Cenovus has put up for sale a portion of the Deep basin that produces about 16,500 boed, and Pourbaix said Thursday that the company will look to sell more because it can’t develop all of the opportunities spread across the 3 million acres of holdings there in a reasonable time frame. But the company has not considered leaving the play entirely, he said.
“When the company made the decision to acquire the Deep basin, it was because it offered a strategy of higher-return, short-cycle investment opportunities,” Pourbaix said in an interview. “That continues to be a valid strategy for the company.”
The comments came after the Calgary-based company posted fourth-quarter production of about 554,600 boed, in line with analysts’ 554,000-bbl average estimate.
Yet the shares were down 6.5% to C$9.24 at 12:36 p.m. in Toronto and earlier slid as much as 7.5%. Cenovus already had fallen 14% this year through Wednesday, compared with an 11% drop for the S&P/TSX energy index.
Last year, Cenovus announced more than C$3.7 billion ($3 billion) in divestitures, helping it pay off a bridge loan that was used to fund the Conoco deal. And Pourbaix is cutting 500 to 700 jobs -- about 15% of the company’s workforce -- to bring down its costs.
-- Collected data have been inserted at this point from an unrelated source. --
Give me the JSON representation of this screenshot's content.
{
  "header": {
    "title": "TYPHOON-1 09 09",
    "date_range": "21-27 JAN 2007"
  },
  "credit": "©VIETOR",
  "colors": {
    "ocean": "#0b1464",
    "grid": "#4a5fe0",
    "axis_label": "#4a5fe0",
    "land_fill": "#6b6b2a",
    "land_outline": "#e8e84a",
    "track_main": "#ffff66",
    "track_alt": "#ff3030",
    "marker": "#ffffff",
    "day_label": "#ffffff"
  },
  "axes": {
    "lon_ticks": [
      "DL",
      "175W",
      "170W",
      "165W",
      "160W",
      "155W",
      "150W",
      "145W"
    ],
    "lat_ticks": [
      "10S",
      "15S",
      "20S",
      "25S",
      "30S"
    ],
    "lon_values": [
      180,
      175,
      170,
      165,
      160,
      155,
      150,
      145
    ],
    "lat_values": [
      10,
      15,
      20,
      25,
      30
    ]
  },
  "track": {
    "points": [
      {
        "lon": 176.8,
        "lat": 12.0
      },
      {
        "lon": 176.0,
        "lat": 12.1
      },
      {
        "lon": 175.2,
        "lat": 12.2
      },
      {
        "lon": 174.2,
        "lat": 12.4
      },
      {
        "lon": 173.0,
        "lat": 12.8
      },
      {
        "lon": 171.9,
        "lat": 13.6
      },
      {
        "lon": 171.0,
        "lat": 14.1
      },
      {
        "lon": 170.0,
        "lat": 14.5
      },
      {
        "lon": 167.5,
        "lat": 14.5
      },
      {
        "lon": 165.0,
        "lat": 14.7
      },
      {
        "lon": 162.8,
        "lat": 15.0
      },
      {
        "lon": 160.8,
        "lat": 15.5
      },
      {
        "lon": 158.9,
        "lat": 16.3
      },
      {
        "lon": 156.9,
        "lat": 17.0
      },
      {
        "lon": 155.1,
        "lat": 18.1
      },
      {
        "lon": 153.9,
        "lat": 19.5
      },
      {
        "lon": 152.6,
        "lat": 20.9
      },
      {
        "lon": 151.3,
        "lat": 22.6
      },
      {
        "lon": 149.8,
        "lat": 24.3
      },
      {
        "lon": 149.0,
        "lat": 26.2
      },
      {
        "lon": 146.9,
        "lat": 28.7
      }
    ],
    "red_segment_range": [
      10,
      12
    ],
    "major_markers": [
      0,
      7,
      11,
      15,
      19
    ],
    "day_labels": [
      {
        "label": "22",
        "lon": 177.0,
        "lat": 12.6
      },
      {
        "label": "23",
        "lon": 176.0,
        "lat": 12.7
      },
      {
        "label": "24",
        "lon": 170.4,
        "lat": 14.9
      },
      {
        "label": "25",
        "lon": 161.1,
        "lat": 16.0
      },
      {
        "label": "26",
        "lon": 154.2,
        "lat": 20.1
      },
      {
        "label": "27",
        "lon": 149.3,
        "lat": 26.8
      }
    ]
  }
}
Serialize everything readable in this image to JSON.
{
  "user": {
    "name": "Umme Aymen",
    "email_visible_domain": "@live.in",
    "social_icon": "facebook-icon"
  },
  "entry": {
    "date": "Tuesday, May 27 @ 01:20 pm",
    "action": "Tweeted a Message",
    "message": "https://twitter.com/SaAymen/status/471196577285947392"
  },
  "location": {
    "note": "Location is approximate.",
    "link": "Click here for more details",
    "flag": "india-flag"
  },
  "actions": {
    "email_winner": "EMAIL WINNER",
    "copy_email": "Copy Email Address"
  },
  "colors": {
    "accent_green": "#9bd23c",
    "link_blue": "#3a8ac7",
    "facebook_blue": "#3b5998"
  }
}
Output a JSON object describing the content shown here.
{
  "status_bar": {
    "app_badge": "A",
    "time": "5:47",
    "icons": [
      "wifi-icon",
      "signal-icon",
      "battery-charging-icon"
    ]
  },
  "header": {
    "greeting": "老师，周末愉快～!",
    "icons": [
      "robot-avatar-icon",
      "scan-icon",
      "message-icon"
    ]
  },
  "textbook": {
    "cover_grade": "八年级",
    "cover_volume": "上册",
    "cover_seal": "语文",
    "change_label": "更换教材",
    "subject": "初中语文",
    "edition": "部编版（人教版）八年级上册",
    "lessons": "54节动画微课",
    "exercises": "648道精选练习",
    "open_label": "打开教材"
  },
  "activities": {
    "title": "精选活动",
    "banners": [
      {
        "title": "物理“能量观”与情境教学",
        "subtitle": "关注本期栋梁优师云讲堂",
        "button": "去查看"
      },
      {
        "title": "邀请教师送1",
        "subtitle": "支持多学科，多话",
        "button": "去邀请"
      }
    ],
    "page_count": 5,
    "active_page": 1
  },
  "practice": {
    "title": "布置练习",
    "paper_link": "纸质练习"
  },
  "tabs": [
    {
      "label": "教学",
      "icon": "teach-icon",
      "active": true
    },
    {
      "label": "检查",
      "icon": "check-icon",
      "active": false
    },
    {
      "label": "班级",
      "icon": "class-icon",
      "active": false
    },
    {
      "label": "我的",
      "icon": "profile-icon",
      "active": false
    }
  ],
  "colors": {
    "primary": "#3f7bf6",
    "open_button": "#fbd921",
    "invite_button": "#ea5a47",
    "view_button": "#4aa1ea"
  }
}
But investors may be looking for Cenovus to take more actions to decrease its leverage, Chris Cox, an analyst at Raymond James, said in a note. He rates the shares underperform, the equivalent of a sell.
“We struggle to see the stock garnering sustained interest from investors until management can deliver a more concrete plan to rectify this problem,” Cox said.
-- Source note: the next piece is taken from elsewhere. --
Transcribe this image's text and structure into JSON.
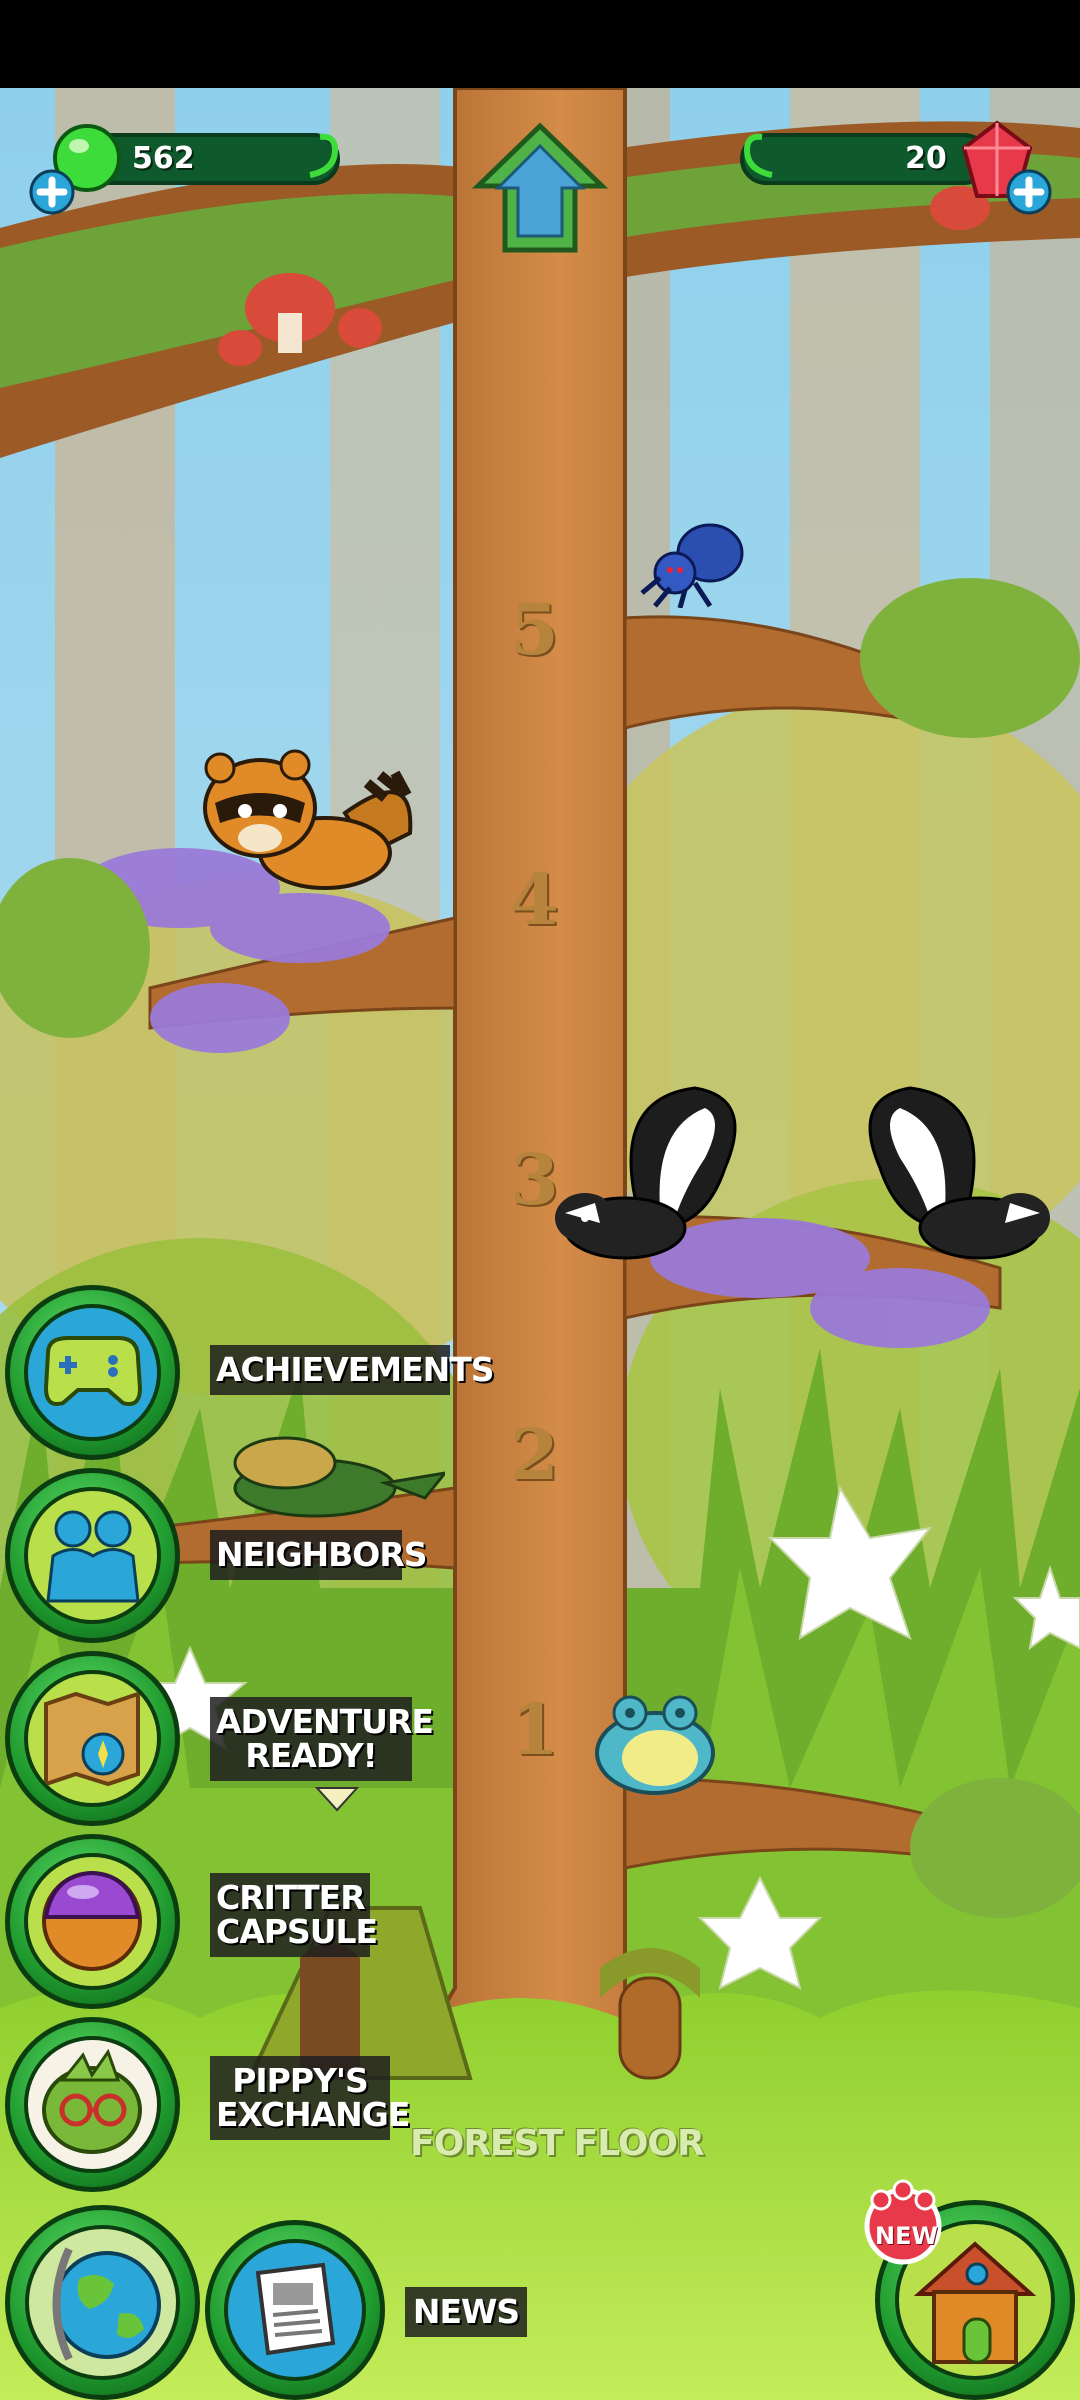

Pourbaix, 52, succeeded Brian Ferguson, who was Cenovus’s only CEO since its 2009 spinoff from Encana Corp. and was ousted amid investor dissatisfaction with the Conoco deal. Pourbaix previously was chief operating officer at TransCanada Corp. and brings a knowledge of the logistics of moving crude to market at an opportune time for the company. Increased production from Alberta’s oil sands has strained a pipeline system that has been unable to expand much amid regulatory delays and opposition from environmentalists.
That pipeline pinch has caused Canadian crude to back up in storage, weighing on prices. Pourbaix said Cenovus is in active negotiations with two rail providers to ship more of its crude on trains and is seeking other ways to reduce its exposure to Western Canada Select’s discount to West Texas Intermediate.
Cenovus isn’t considering cutting its quarterly dividend, which has held steady at 5 cents a share for more than two years, because it wouldn’t materially speed the debt reduction, and the company’s payout track record helps its valuation, Pourbaix said.
“The plans that we’ve announced so far are going to get our debt down to a reasonable level over a reasonable period of time,” Pourbaix said. “But I would say that I am continuing to look at opportunities to accelerate that.”